Hanna Butler, IFRC

Out of a slumped, damaged building, Mohammed Yunus wades through waist-deep water.

“This is the first time in my life that I have seen a flood like this,” he says. “I wasn’t aware when the flood arrived. It came late at night. We had to quickly leave the house with our eight children.”

“Everything was left in the house and everything was washed away. We lost clothes, food, our water pump and things from the kitchen.

“I am usually a rice and jute farmer, but now my crops are flooded and ruined. I don’t know how we will survive. Who will help us?”

It is a question asked by many of those affected by the severe flooding in India. As water recedes in one of the country’s worst flood-hit areas, the full extent of the destruction and devastation begins to emerge.

The road into Sunali, a village in Bihar is flanked on either side by what looks like a lake.  But it isn’t a lake. It is where homes, crops and a school once stood. Now that school is flattened, its playground still under a metre of water. The school van is saturated and full of silt.

Both traditional style thatched houses and sturdier concrete dwellings have been swept from their foundations, testament to the severity of the disaster.

Most of the people living in this area are just like Mohammed, working as small-scale subsistence farmers who grow enough to eat and a little extra as income for basic necessities.

With the main food and livelihoods gone, the Indian Red Cross Katihar branch Chairman, Anil Chamaria, says it will be very lean times ahead for people in Sunali.
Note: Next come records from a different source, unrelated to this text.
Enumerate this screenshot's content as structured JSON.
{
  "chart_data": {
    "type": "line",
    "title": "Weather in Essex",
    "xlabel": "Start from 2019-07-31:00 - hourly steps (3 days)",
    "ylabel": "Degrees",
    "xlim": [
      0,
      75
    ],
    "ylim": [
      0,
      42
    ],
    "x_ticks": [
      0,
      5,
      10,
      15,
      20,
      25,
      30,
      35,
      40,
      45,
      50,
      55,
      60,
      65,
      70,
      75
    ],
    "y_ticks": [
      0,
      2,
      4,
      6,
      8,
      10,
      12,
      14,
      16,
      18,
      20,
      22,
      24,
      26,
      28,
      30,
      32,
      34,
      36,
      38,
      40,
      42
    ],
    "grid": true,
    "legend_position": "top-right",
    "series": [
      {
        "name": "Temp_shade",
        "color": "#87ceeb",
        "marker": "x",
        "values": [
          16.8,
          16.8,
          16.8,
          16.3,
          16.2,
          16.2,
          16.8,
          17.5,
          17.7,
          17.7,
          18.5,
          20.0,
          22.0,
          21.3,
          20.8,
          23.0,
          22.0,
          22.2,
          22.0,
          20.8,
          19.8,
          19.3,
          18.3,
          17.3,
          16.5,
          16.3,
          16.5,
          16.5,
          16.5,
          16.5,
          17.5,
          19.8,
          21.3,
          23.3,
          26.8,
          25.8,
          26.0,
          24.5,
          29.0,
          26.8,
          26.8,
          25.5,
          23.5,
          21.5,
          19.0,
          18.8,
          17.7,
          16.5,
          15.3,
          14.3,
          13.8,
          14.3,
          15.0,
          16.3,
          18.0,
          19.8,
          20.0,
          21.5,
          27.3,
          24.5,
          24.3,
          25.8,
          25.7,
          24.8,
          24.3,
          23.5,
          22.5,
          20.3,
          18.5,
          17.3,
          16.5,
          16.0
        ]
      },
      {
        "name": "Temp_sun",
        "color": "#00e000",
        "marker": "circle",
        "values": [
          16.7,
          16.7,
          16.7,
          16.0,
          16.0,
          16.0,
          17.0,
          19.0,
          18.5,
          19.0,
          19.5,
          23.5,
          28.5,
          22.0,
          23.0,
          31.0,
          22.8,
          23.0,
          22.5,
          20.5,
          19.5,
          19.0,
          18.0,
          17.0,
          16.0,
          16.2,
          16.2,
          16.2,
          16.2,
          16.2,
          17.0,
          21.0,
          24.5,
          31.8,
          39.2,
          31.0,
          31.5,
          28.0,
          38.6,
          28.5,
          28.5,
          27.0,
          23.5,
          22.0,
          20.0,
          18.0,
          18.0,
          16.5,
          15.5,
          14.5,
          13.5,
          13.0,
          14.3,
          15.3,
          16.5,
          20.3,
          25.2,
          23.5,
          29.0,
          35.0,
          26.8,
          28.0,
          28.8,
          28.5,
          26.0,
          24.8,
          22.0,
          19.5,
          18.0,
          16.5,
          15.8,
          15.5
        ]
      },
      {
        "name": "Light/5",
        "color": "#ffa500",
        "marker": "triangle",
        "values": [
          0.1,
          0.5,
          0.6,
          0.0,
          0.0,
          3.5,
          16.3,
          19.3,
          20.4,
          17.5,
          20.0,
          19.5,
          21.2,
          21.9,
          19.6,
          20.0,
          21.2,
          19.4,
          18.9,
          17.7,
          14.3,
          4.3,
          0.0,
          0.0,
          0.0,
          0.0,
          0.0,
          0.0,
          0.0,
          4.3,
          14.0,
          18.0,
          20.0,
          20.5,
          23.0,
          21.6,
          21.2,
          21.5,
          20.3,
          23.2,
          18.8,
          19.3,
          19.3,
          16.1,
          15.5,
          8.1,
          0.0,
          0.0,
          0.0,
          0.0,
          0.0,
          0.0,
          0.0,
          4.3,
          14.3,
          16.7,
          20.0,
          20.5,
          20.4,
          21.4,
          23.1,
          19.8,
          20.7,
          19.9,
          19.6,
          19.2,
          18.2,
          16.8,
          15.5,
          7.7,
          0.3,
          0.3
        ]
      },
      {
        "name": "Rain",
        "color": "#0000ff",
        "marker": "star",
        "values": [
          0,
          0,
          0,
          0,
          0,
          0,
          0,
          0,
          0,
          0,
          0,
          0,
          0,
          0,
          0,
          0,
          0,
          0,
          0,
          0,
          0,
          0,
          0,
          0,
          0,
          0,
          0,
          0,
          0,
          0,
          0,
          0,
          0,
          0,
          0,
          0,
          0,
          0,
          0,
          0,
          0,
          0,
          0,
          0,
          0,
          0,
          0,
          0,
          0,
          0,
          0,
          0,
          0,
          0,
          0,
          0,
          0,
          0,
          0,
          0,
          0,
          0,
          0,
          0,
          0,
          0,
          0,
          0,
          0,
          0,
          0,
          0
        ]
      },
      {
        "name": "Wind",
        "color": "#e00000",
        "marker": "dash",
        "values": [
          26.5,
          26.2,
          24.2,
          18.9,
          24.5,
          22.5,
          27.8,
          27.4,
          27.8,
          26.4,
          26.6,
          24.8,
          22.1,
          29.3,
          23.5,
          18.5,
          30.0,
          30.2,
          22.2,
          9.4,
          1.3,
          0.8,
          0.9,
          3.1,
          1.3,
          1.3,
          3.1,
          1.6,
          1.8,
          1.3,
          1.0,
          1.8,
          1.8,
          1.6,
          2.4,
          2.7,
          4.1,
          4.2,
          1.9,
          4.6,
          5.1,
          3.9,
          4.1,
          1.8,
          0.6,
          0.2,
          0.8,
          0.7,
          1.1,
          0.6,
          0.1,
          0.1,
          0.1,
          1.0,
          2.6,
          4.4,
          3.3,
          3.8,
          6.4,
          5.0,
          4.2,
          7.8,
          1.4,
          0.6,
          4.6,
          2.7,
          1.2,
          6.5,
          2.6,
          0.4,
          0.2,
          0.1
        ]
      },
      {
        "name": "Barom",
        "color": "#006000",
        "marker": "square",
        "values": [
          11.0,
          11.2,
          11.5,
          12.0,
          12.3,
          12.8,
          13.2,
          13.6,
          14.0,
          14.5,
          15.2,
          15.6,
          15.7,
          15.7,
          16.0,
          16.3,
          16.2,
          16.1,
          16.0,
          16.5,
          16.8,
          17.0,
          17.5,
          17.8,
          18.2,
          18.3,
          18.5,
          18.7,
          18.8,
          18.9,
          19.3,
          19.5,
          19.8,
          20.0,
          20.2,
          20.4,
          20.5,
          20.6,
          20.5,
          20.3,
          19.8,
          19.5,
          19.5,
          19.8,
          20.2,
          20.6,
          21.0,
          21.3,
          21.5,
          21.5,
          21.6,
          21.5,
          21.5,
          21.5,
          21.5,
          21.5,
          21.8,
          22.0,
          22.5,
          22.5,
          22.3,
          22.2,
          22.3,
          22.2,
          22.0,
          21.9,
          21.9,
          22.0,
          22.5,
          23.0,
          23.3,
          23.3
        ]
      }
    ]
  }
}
“People will survive, but they will need help. This is one of the poorest states of India. People were already vulnerable before the flood,” he adds.

Anil and Red Cross volunteers, along with the government, have been providing initial response and relief to flood hit communities in Bihar since the onset of the disaster, but with 31 million people affected in India, the task is huge.

A few metres down the road past more flood-flattened homes, a young family cooks breakfast on a rare spot of dry ground surrounded by debris.

The makeshift kitchen sits among piles of broken roofing iron, collapsed walls and bits of what was Ansari and Allbjar’s life.

Ansari points to a muddy bit of land. “That is where our house used to be. A house with three rooms,” he says. “We escaped when the flood came and we just took the baby. We are now staying with our relatives. We are hoping for help because we have nothing left. We have no food; we have nothing.”

A crowd begins to gather around the young family, and hears the final question: was this the worst flood you have experienced? Ansari and Allbjar’s answer is clear and echoed by the crowd.

“Yes, it’s the worst flood we have ever had.”